Directed by Don Taylor
Written by Paul Dehn
After the events of both Planet of the Apes and Beneath the Planet of the Apes, it was curious to me where the franchise may decide to go for future installments. In many ways, it had felt like the story on the “present day” Planet of the Apes had been told out, especially with the destruction at the end of Beneath. It appears the filmmakers were on the same page as me, as with Escape from the Planet of the Apes takes a new direction and setting entirely, bringing the apes we’ve come to know back to “Earth”, that is to the time of our own, human dominate present day. By doing so, I think the filmmakers are opening the series back up to endless possibilities. Where they decide to go after shifting the setting and timeline, well that’s an excellent question, but I wonder how successful they will be given the poor reputation of the series. Poor reputation may be a little strong, but these films onward are certainly not films that are talked about very often or in a very shining light when they are. It seems like they are largely forgotten alongside the classic Planet of the Apes when any discussion arises.

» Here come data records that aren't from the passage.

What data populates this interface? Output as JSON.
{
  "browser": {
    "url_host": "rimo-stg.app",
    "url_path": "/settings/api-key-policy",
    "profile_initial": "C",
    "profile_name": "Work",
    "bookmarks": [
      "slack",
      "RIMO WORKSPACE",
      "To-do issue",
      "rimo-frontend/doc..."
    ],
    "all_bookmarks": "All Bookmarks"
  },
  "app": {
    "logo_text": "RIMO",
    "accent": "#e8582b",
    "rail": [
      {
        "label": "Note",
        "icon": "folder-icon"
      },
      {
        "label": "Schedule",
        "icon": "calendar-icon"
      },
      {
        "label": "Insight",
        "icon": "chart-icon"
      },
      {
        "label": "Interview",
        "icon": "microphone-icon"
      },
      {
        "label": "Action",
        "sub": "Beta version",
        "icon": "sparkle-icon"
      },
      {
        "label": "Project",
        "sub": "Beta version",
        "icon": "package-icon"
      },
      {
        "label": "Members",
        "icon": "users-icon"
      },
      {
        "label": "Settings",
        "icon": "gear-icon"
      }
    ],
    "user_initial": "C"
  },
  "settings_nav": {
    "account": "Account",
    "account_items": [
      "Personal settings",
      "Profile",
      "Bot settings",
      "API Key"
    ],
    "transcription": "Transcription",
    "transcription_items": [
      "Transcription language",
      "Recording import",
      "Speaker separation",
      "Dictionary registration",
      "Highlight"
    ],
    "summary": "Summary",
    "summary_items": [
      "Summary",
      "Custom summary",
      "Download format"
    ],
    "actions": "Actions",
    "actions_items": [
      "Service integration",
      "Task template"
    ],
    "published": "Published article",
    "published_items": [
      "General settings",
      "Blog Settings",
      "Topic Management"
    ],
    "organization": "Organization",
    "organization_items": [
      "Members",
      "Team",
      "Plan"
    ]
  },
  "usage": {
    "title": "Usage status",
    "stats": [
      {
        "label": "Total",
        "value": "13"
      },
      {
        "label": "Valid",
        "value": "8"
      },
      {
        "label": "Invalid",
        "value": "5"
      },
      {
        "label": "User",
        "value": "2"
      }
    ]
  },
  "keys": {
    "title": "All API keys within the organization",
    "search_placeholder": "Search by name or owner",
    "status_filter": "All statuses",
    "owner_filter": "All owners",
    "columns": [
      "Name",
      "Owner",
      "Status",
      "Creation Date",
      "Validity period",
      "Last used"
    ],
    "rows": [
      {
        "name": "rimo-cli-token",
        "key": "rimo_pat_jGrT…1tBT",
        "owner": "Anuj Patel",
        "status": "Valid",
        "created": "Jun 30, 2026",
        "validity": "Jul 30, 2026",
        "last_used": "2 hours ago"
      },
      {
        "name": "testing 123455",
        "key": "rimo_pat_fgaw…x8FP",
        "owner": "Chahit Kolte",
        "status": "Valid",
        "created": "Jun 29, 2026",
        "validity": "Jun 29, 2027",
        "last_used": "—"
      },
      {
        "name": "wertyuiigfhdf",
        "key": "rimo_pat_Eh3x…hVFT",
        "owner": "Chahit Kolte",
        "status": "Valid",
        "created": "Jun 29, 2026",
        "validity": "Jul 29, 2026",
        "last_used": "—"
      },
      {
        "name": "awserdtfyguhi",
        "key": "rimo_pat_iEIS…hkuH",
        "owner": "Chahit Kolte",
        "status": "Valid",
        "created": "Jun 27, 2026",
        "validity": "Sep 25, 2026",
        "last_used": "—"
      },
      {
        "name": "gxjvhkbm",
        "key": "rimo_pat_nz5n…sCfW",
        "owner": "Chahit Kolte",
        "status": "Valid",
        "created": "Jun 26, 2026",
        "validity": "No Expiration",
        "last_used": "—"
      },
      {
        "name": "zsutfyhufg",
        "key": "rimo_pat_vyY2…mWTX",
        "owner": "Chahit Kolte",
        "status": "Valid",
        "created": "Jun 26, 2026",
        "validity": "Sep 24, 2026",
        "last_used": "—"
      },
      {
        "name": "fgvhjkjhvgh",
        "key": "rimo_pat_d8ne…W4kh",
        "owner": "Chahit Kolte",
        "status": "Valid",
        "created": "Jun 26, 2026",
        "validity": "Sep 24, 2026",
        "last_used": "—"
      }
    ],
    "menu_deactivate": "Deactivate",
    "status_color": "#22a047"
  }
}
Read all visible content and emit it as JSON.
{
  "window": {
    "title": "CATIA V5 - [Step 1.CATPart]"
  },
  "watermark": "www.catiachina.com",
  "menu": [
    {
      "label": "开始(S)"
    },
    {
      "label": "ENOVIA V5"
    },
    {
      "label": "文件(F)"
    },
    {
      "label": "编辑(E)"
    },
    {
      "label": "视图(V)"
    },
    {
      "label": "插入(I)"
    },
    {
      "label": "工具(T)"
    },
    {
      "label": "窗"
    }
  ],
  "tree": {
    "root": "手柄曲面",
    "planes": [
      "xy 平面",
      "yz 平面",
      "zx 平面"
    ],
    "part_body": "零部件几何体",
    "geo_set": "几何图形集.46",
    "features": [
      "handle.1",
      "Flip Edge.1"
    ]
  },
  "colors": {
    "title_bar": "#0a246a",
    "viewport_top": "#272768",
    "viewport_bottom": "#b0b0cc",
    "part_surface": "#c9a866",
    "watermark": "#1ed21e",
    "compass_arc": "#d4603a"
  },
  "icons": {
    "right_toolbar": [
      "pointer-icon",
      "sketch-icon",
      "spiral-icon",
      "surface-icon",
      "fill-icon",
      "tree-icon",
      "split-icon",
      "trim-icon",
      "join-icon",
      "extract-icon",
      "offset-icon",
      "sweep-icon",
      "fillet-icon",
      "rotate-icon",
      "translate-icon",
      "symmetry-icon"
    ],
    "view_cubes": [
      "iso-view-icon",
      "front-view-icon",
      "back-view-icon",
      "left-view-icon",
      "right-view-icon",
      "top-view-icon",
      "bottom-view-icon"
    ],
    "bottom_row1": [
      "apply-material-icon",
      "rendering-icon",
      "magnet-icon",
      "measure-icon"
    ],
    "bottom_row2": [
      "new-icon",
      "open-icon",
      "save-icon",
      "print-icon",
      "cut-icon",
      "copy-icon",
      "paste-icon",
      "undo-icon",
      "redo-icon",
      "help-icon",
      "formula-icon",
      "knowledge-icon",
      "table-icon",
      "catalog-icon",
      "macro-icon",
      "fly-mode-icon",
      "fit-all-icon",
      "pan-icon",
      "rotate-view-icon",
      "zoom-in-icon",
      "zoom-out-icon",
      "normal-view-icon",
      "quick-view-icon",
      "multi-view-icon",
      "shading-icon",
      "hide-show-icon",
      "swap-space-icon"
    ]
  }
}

At the conclusion of Beneath the Planet of the Apes, Zira (Kim Hunter) and Cornelius (Roddy McDowall) escape away in the spaceship along with Milo (Sal Mineo) as the world is destroyed, but they are transported back in time to Taylor’s present. Discovered by American authorities, the apes eventually reveal themselves as intelligent after being investigated by zoologists. This spurns a presidential commission, and rockets Zira and Cornelius to stardom as oddities, but after Zira lets slip that they come from the future where apes rule and the Earth is destroyed, they become enemies of the state and must go on the run with the help of sympathetic veterinarians Stephanie (Natalie Trundy) and Lewis (Bradford Dillman). To add to the stress levels, Zira is also pregnant with their first child, whose existence threatens the future of the world.
In many ways, it feels like Escape from the Planet of the Apes may be the “jumping the shark” moment in the series. While the move is necessary to keep things going, the delivery and actual finished product of this movie are very poor. I can’t help but feel as thought losing that “human” lead character (Taylor and Brent) shifts the focus in such a way to make it less interesting. That’s hard for me to say, as Zira and Cornelius are characters I’ve come to love, especially through their performances. Kim Hunter has done wonders in the series to this point as Zira. But it felt like much more of a shift to lighthearted comedy/sitcom, with the fish out of water premise really driven up to the nth degree. We even get a sequence where Zira and Cornelius have a Pretty Woman moment where they shop and get dressed, and then later Zira is treated to “special grape juice” for comedic effect. This film really loses its bite, and fails to really live up to the type of social and political commentary the series did so well in the first two films.
I think one of my biggest complaints about this film, is that not nearly enough happens. It’s a slight film, coming in at just over 90 minutes, but after the apes appear back on earth in the present, there’s just a lot of procedural happenings, without any real meaningful character or story arc. I miss that from the first two films, and not having a real pulling force with a clear allegory, or clear objective just makes it a movie that happens, but doesn’t make us feel anything. We certainly learn to be sympathetic towards Zira and Cornelius, that groundwork has been done in the first two films and somewhat here as well, but not knowing the end game, this film in many ways feels like part of a greater whole that perhaps the remainder of the original series will tell. But if so, that is still a failing of this specific film, as, even with a series of films, each individual film requires a self-contained tale. I’m not sure this one lives up to that with any interested beginning, middle and end. They are there in the pure definition of the terms, but it feels too slight, and too much like a transitional film for me to sing any of its praises.